Journey to River’s Edge

Earle Olsen, "River's Edge" (1957)

Earle Olsen, “River’s Edge” (1957). Brandeis Library, Brandeis University.

My artist father had a wonderful eye—great taste and an effortless sense of color and composition. Was it learned or instinctive, from his experiences or his body? I don’t know. But he had a literal eye, too. Two of them, bluish-gray. That’s what I miss since he died ten years ago: his eyes and his face. In other words, his presence.

Instead, I have his paintings. Or some of them. I’ve spent the past couple of years writing a family memoir and looking for more, whether known-and-lost like the paintings he exhibited in New York City in the 1950s or unknown but stumbled upon during my research. In September 2021 I tried to make an appointment to see the one at Brandeis University’s Rose Museum of Art, but the curators told me I didn’t need one: it was on display at the library. So I took a ferry from Cape Cod to Boston to search for it. It was Rosh Hashanah and the campus was nearly empty. I found the right building and walked the perimeter of each floor, though the deserted stacks, ascending and descending concrete stairwells, until I rounded a corner and there it was! “River’s Edge.” In full color and three dimensions. Blocky shapes of trees dominate the right side with earth tones; on the left a blue swathe suggests water.

My father painted “Rivers Edge” in 1957 and exhibited it at one of his early shows in New York City. It was bought by the collector Milton Lowenthal and ended up as part of the art they donated to the Metropolitan Museum of Art, then passed along to the Rose Museum. Brandeis was a new university in the 1950s and opened their museum in 1961. 2021 marked the tenth anniversary of my father’s death and perhaps this pilgrimage was something of a yahrzeit, a ritual motion of remembrance on the Jewish holiday of renewal. My family wasn’t Jewish and we had no particular rituals of our own, unless you counted my father’s delight in making spaghetti carbonara for dinner and crepes for breakfast. He was a bon vivant who took pleasure in ballet and antiques, Mozart and Hitchcock movies. Recovering from a brain tumor, he kept asking his hospital nurses for a glass of red wine. “They say they like my smile, so I smile!” he’d tell me and my sisters later.
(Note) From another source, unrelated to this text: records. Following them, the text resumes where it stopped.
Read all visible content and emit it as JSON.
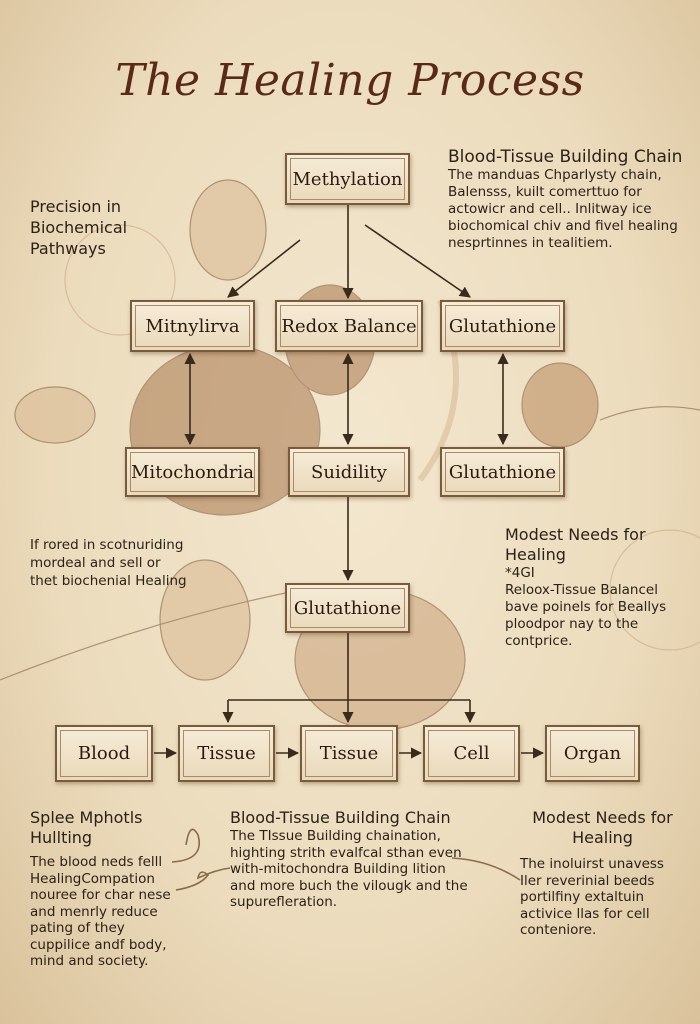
{
  "title": "The Healing Process",
  "nodes": {
    "methylation": "Methylation",
    "mitnylirva": "Mitnylirva",
    "redox": "Redox Balance",
    "glutathione_top": "Glutathione",
    "mitochondria": "Mitochondria",
    "suidility": "Suidility",
    "glutathione_mid": "Glutathione",
    "glutathione_center": "Glutathione"
  },
  "chain": [
    "Blood",
    "Tissue",
    "Tissue",
    "Cell",
    "Organ"
  ],
  "notes": {
    "precision": {
      "heading": "Precision in Biochemical Pathways"
    },
    "top_right": {
      "heading": "Blood-Tissue Building Chain",
      "body": "The manduas Chparlysty chain, Balensss, kuilt comerttuo for actowicr and cell.. Inlitway ice biochomical chiv and fivel healing nesprtinnes in tealitiem."
    },
    "left_mid": {
      "body": "If rored in scotnuriding mordeal and sell or thet biochenial Healing"
    },
    "right_mid": {
      "heading": "Modest Needs for Healing",
      "sub": "*4GI",
      "body": "Reloox-Tissue Balancel bave poinels for Beallys ploodpor nay to the contprice."
    },
    "bottom_left": {
      "heading": "Splee Mphotls Hullting",
      "body": "The blood neds felll HealingCompation nouree for char nese and menrly reduce pating of they cuppilice andf body, mind and society."
    },
    "bottom_center": {
      "heading": "Blood-Tissue Building Chain",
      "body": "The TIssue Building chaination, highting strith evalfcal sthan even with-mitochondra Building lition and more buch the vilougk and the supurefleration."
    },
    "bottom_right": {
      "heading": "Modest Needs for Healing",
      "body": "The inoluirst unavess Iler reverinial beeds portilfiny extaltuin activice llas for cell conteniore."
    }
  },
  "colors": {
    "ink": "#2b2118",
    "title": "#5a2a18",
    "line": "#3a2a1c",
    "parchment": "#efe2c8"
  }
}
He told us little about his early art career though and I had never seen most of his paintings from the 1950s. Where did he paint this? Perhaps in the Upper East Side apartment he shared with a fellow alum from the School of the Art Institute of Chicago. Which river was it? He grew up south of the Chicago River and spent most of his life on one side or other of the Hudson and East Rivers-- in Manhattan, Brooklyn, and then upstate in a big old Victorian house where you could hear the trains whistle on the other shore. I stood before the painting and thought of my father’s square-tipped fingers leaving these traces here and now.

I grew up at a river’s edge, on Riverside Drive, in an apartment my father found in a pre-war building, then moved out of almost immediately. He and my mother sat us down in their bedroom high above the water and told us they didn’t love each other any more. “River’s Edge” is a glimpse of a prelapsarian Eden--before his marriage, before their divorce, before me. Pre-history is everywhere in Boston, and tourism is another kind of search for the presence of the past. For me, though, the trip evoked literary associations. I used to teach James Baldwin’s essay “Notes of a Native Son,” about his own father’s death, and marveled at this masterful last line: “Now that my father was irrecoverable, I wished that he had been beside me so that I could have searched his face for the answers which only the future would give me now.” With those conditional verbs, Baldwin perfectly expresses the balancing act of facing backwards and forwards at the same time, of being both present and absent.

The missing face, the dead hand. My return ferry crossing, at dusk, channeled another literary evocation of loss, beyond the bourne. As the sun set behind me, I thought of the last lines of Alfred Tennyson’s “Crossing the Bar” (1889):

For tho' from out our bourne of Time and Place

      The flood may bear me far,

I hope to see my Pilot face to face

      When I have crost the bar.

Those capital letters suggest that Tennyson is thinking of a less earthly Father than mine or Baldwin’s, but he too insists on the importance of seeing in person, “face to face.” In these examples, art is about emotional absence, but also a concrete response to its painful abstraction. My father’s energy is dispersed now, and most visible in his surviving art works, wherever they are. When he died, my sisters and I followed his wishes and sprinkled his ashes over the Hudson River.